Ron Suskind, in his book, The One Percent Doctrine, calls Zubaydah a low-level logistics guy, responsible for making minor travel arrangements, who knew nothing of al Qaeda’s inner workings. Suskind also notes that AZ was, in the words of one intelligence analyst, “insane, certifiable, [a] split personality.”

Given all this how is it that Kiriakou is allowed to go around, unchallenged, asserting that Zubaydah's information was so spectacular? Why isn't the CIA moving to stop him from revealing its activities and supposed secrets? The CIA seems unfazed by his garrulousness, not even denying or objecting to what he's doing, yet he paints himself as somehow being in opposition to the CIA.

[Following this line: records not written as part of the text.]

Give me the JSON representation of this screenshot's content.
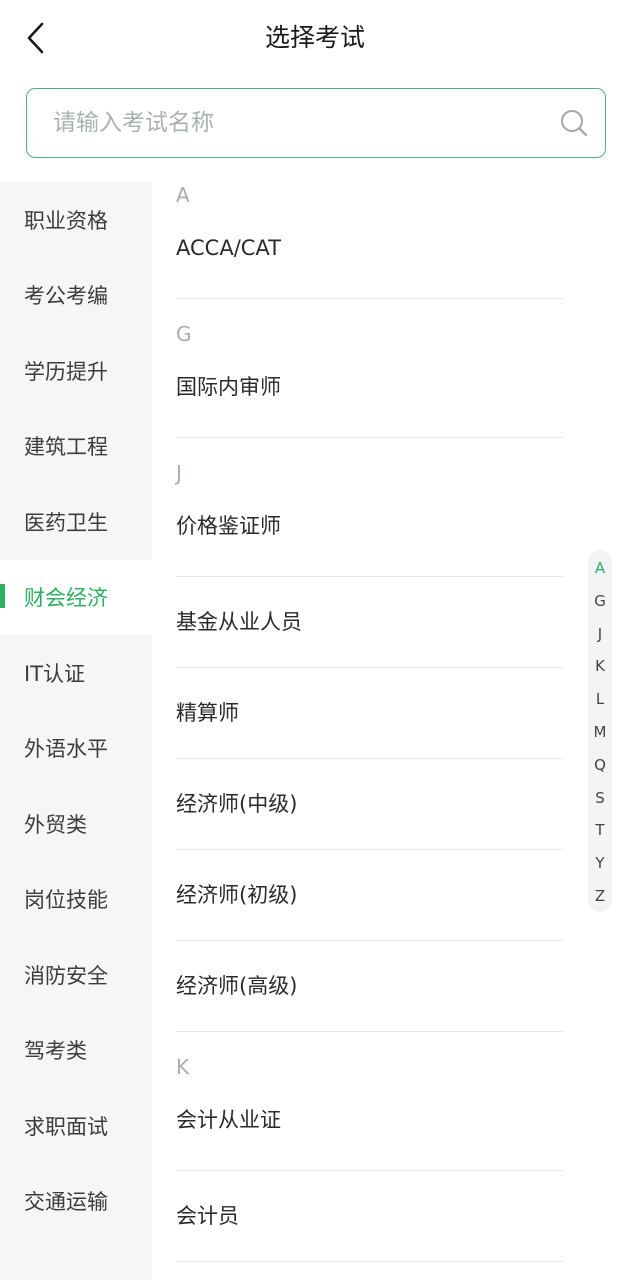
{
  "header": {
    "title": "选择考试"
  },
  "search": {
    "placeholder": "请输入考试名称"
  },
  "sidebar": {
    "items": [
      {
        "label": "职业资格"
      },
      {
        "label": "考公考编"
      },
      {
        "label": "学历提升"
      },
      {
        "label": "建筑工程"
      },
      {
        "label": "医药卫生"
      },
      {
        "label": "财会经济",
        "active": true
      },
      {
        "label": "IT认证"
      },
      {
        "label": "外语水平"
      },
      {
        "label": "外贸类"
      },
      {
        "label": "岗位技能"
      },
      {
        "label": "消防安全"
      },
      {
        "label": "驾考类"
      },
      {
        "label": "求职面试"
      },
      {
        "label": "交通运输"
      }
    ]
  },
  "groups": [
    {
      "letter": "A",
      "exams": [
        "ACCA/CAT"
      ]
    },
    {
      "letter": "G",
      "exams": [
        "国际内审师"
      ]
    },
    {
      "letter": "J",
      "exams": [
        "价格鉴证师",
        "基金从业人员",
        "精算师",
        "经济师(中级)",
        "经济师(初级)",
        "经济师(高级)"
      ]
    },
    {
      "letter": "K",
      "exams": [
        "会计从业证",
        "会计员"
      ]
    }
  ],
  "index_bar": {
    "letters": [
      "A",
      "G",
      "J",
      "K",
      "L",
      "M",
      "Q",
      "S",
      "T",
      "Y",
      "Z"
    ],
    "active": "A"
  },
  "colors": {
    "accent": "#2bb05f",
    "search_border": "#4cb374",
    "sidebar_bg": "#f5f6f8"
  }
}
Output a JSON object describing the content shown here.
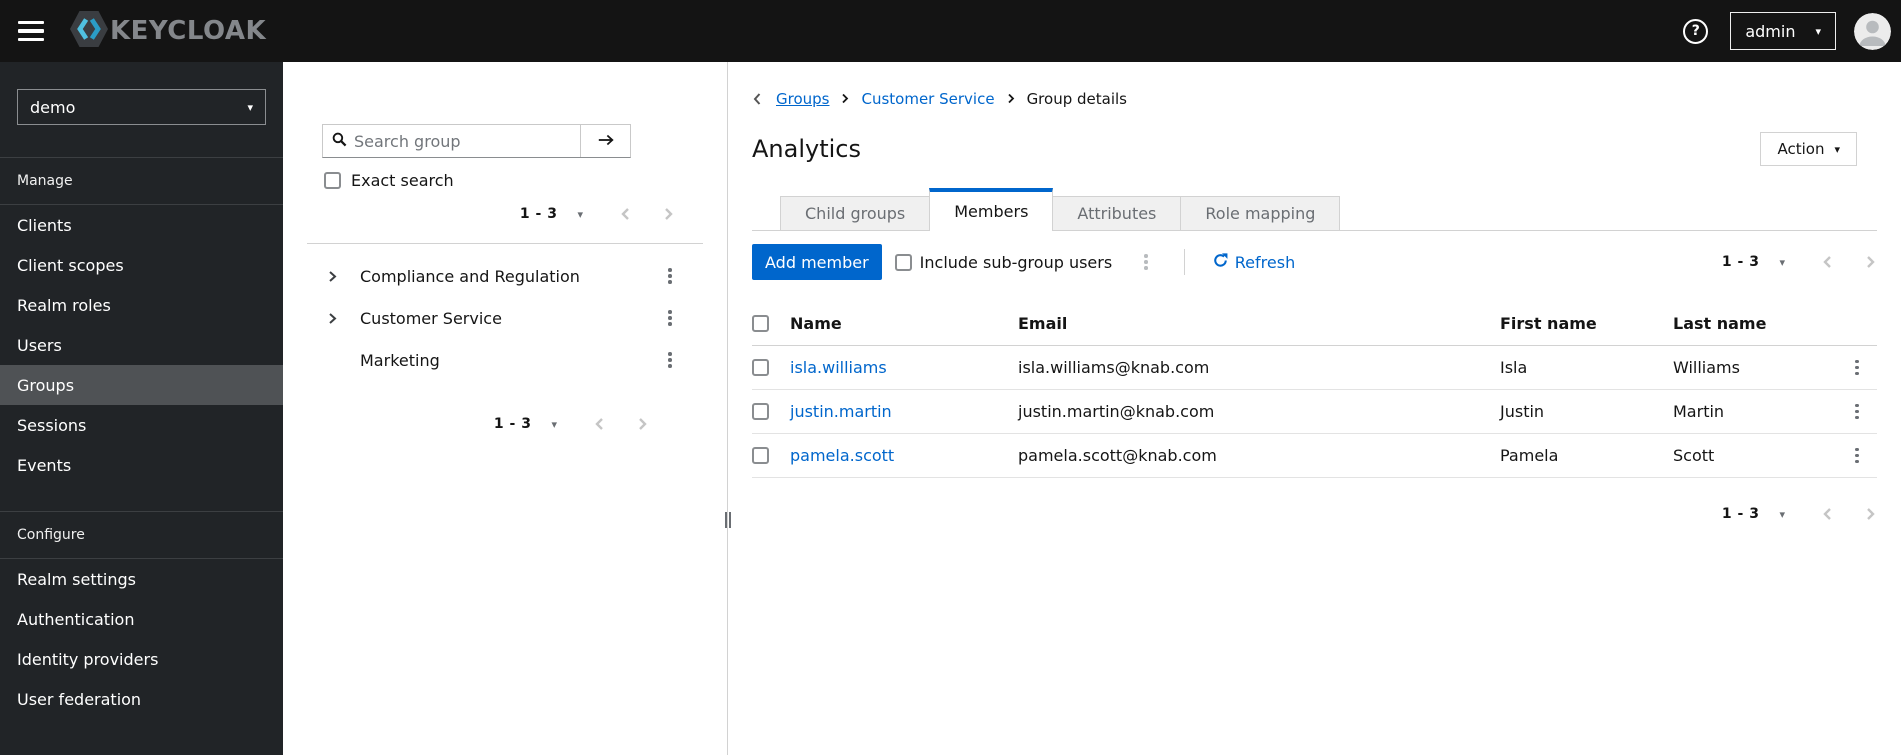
{
  "icons": {
    "caret_down": "▾",
    "help": "?"
  },
  "colors": {
    "accent": "#0066cc",
    "link": "#0066cc",
    "topbar_bg": "#141414",
    "sidebar_bg": "#212427",
    "sidebar_selected_bg": "#4f5255",
    "tab_inactive_bg": "#f0f0f0",
    "border": "#d2d2d2",
    "logo_blue_light": "#50c1e0",
    "logo_blue_dark": "#2b9dc6"
  },
  "topbar": {
    "brand": "KEYCLOAK",
    "username": "admin"
  },
  "sidebar": {
    "realm": "demo",
    "manage": {
      "label": "Manage",
      "items": [
        "Clients",
        "Client scopes",
        "Realm roles",
        "Users",
        "Groups",
        "Sessions",
        "Events"
      ],
      "selected": "Groups"
    },
    "configure": {
      "label": "Configure",
      "items": [
        "Realm settings",
        "Authentication",
        "Identity providers",
        "User federation"
      ]
    }
  },
  "tree": {
    "search_placeholder": "Search group",
    "exact_search_label": "Exact search",
    "pagination_top": {
      "range": "1 - 3"
    },
    "items": [
      {
        "name": "Compliance and Regulation",
        "expandable": true
      },
      {
        "name": "Customer Service",
        "expandable": true
      },
      {
        "name": "Marketing",
        "expandable": false
      }
    ],
    "pagination_bottom": {
      "range": "1 - 3"
    }
  },
  "main": {
    "breadcrumb": {
      "items": [
        {
          "label": "Groups"
        },
        {
          "label": "Customer Service"
        },
        {
          "label": "Group details"
        }
      ]
    },
    "title": "Analytics",
    "action_label": "Action",
    "tabs": [
      {
        "label": "Child groups",
        "active": false
      },
      {
        "label": "Members",
        "active": true
      },
      {
        "label": "Attributes",
        "active": false
      },
      {
        "label": "Role mapping",
        "active": false
      }
    ],
    "toolbar": {
      "add_member_label": "Add member",
      "include_subgroups_label": "Include sub-group users",
      "refresh_label": "Refresh",
      "pagination": {
        "range": "1 - 3"
      }
    },
    "table": {
      "headers": [
        "Name",
        "Email",
        "First name",
        "Last name"
      ],
      "rows": [
        {
          "username": "isla.williams",
          "email": "isla.williams@knab.com",
          "first_name": "Isla",
          "last_name": "Williams"
        },
        {
          "username": "justin.martin",
          "email": "justin.martin@knab.com",
          "first_name": "Justin",
          "last_name": "Martin"
        },
        {
          "username": "pamela.scott",
          "email": "pamela.scott@knab.com",
          "first_name": "Pamela",
          "last_name": "Scott"
        }
      ]
    },
    "pagination": {
      "range": "1 - 3"
    }
  }
}
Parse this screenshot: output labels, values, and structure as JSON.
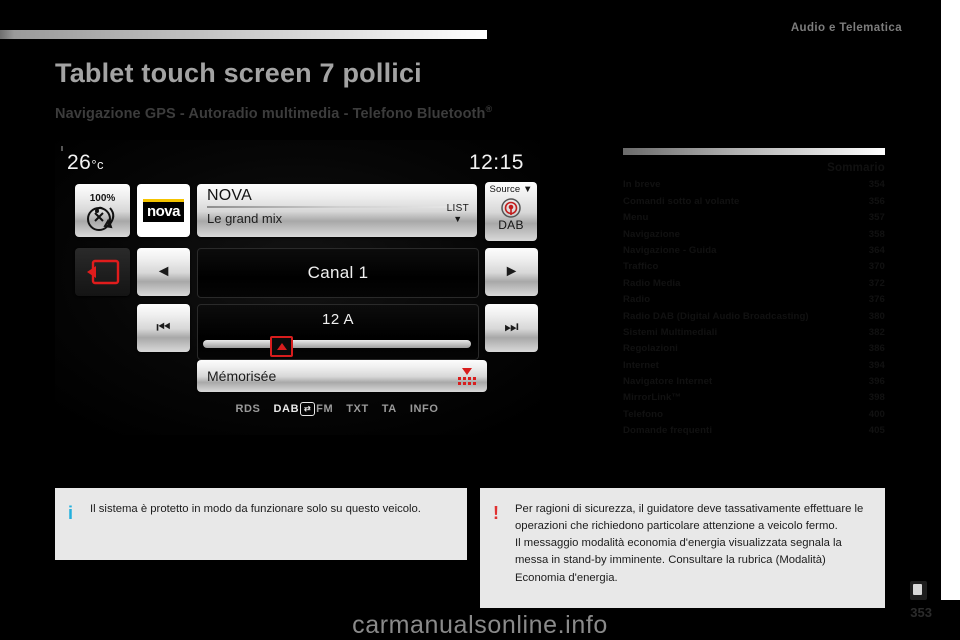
{
  "header": {
    "section_title": "Audio e Telematica"
  },
  "titles": {
    "h1": "Tablet touch screen 7 pollici",
    "h2": "Navigazione GPS - Autoradio multimedia - Telefono Bluetooth",
    "h2_sup": "®"
  },
  "screen": {
    "temperature": "26",
    "temperature_unit": "°c",
    "clock": "12:15",
    "eco_percent": "100%",
    "station_logo": "nova",
    "station_name": "NOVA",
    "station_subtitle": "Le grand mix",
    "list_label": "LIST",
    "list_caret": "▼",
    "source_label": "Source",
    "source_caret": "▼",
    "source_value": "DAB",
    "prev_arrow": "◄",
    "next_arrow": "►",
    "rewind": "⏮",
    "forward": "⏭",
    "channel": "Canal 1",
    "frequency": "12 A",
    "memorised": "Mémorisée",
    "modes": {
      "rds": "RDS",
      "dab": "DAB",
      "switch_glyph": "⇄",
      "fm": "FM",
      "txt": "TXT",
      "ta": "TA",
      "info": "INFO"
    }
  },
  "summary": {
    "title": "Sommario",
    "entries": [
      {
        "label": "In breve",
        "page": "354"
      },
      {
        "label": "Comandi sotto al volante",
        "page": "356"
      },
      {
        "label": "Menu",
        "page": "357"
      },
      {
        "label": "Navigazione",
        "page": "358"
      },
      {
        "label": "Navigazione - Guida",
        "page": "364"
      },
      {
        "label": "Traffico",
        "page": "370"
      },
      {
        "label": "Radio Media",
        "page": "372"
      },
      {
        "label": "Radio",
        "page": "376"
      },
      {
        "label": "Radio DAB (Digital Audio Broadcasting)",
        "page": "380"
      },
      {
        "label": "Sistemi Multimediali",
        "page": "382"
      },
      {
        "label": "Regolazioni",
        "page": "386"
      },
      {
        "label": "Internet",
        "page": "394"
      },
      {
        "label": "Navigatore Internet",
        "page": "396"
      },
      {
        "label": "MirrorLink™",
        "page": "398"
      },
      {
        "label": "Telefono",
        "page": "400"
      },
      {
        "label": "Domande frequenti",
        "page": "405"
      }
    ]
  },
  "notes": {
    "info": {
      "icon": "i",
      "text": "Il sistema è protetto in modo da funzionare solo su questo veicolo."
    },
    "warning": {
      "icon": "!",
      "paragraph1": "Per ragioni di sicurezza, il guidatore deve tassativamente effettuare le operazioni che richiedono particolare attenzione a veicolo fermo.",
      "paragraph2": "Il messaggio modalità economia d'energia visualizzata segnala la messa in stand-by imminente. Consultare la rubrica (Modalità) Economia d'energia."
    }
  },
  "footer": {
    "watermark": "carmanualsonline.info",
    "page_number": "353"
  }
}
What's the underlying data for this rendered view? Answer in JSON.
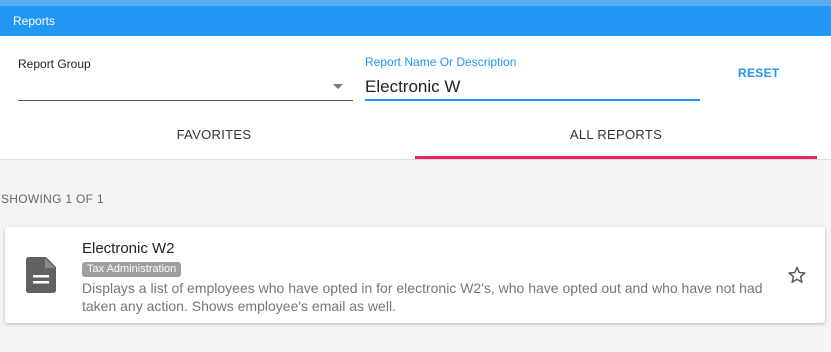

Here's what I think. Kiriakou can be only one of two things. Either he was a low-level CIA functionary who likes to pretend he was far more important than he actually was and his prattlings are just the rambling boasts of a little man; or he is a sandbagger. All trial lawyers know that the best way to handle detrimental information about a witness or evidence is to lead with it before the other side can. When a witness has a serious flaw the attorney presenting that witness will often ask the witness about his flaws instead of waiting until opposing counsel raises the issue in cross-examination. This is sandbagging. I've listened to Kiriakou. A day or two ago I heard him say that he has decided that waterboarding is wrong and we shouldn't do it, but in the same breath claiming that it had such salutory effect on Zubaydah he could not deny its efficacy. His whole conversation was a resounding endorsement of the practice once you look past the BS feeble protests against it. I suspect that Kiriakou is being allowed to say what he is saying because it's setting up the administration's defense - sure, waterboarding's probably illegal and all, but look how many lives it's saved, they'll say. And yet ... and yet there is no showing that it saved lives. There are only Kiriakou's claims that it did. No one else in the administration can actually admit having been involved in waterboarding because they could be prosecuted. But they can sandbag the opposition. They can plant the idea that Zubaydah cracked after half a minute, had a vision of Allah that night, and the next day commenced to spill his guts and name every Al Qaeda cell from Peoria to Peshawar. How convenient. Half a minute of discomfort for all those lives? What a great bargain. Sure, it's the devil's bargain, but it's not like we hurt the guy, and he was really only discomforted for half a minute. No biggie, right?

Yesterday I listened to the interview where Kiriakou claims that he cracked after only 5 seconds of waterboarding and was amazed at Zubaydah's ability to resist for a whole half minute, but then I remembered journalist Kaj Larsen's endurance of 25 minutes of waterboarding before the session was stopped. How to explain the disparity between Kiriakou's claim that half a minute is an extraordinarily long time when Larsen underwent almost half an hour? Could this be a deliberate attempt to minimize the torture in the minds of the public?

I'm just saying, we should stop taking this Kiriakou at face value.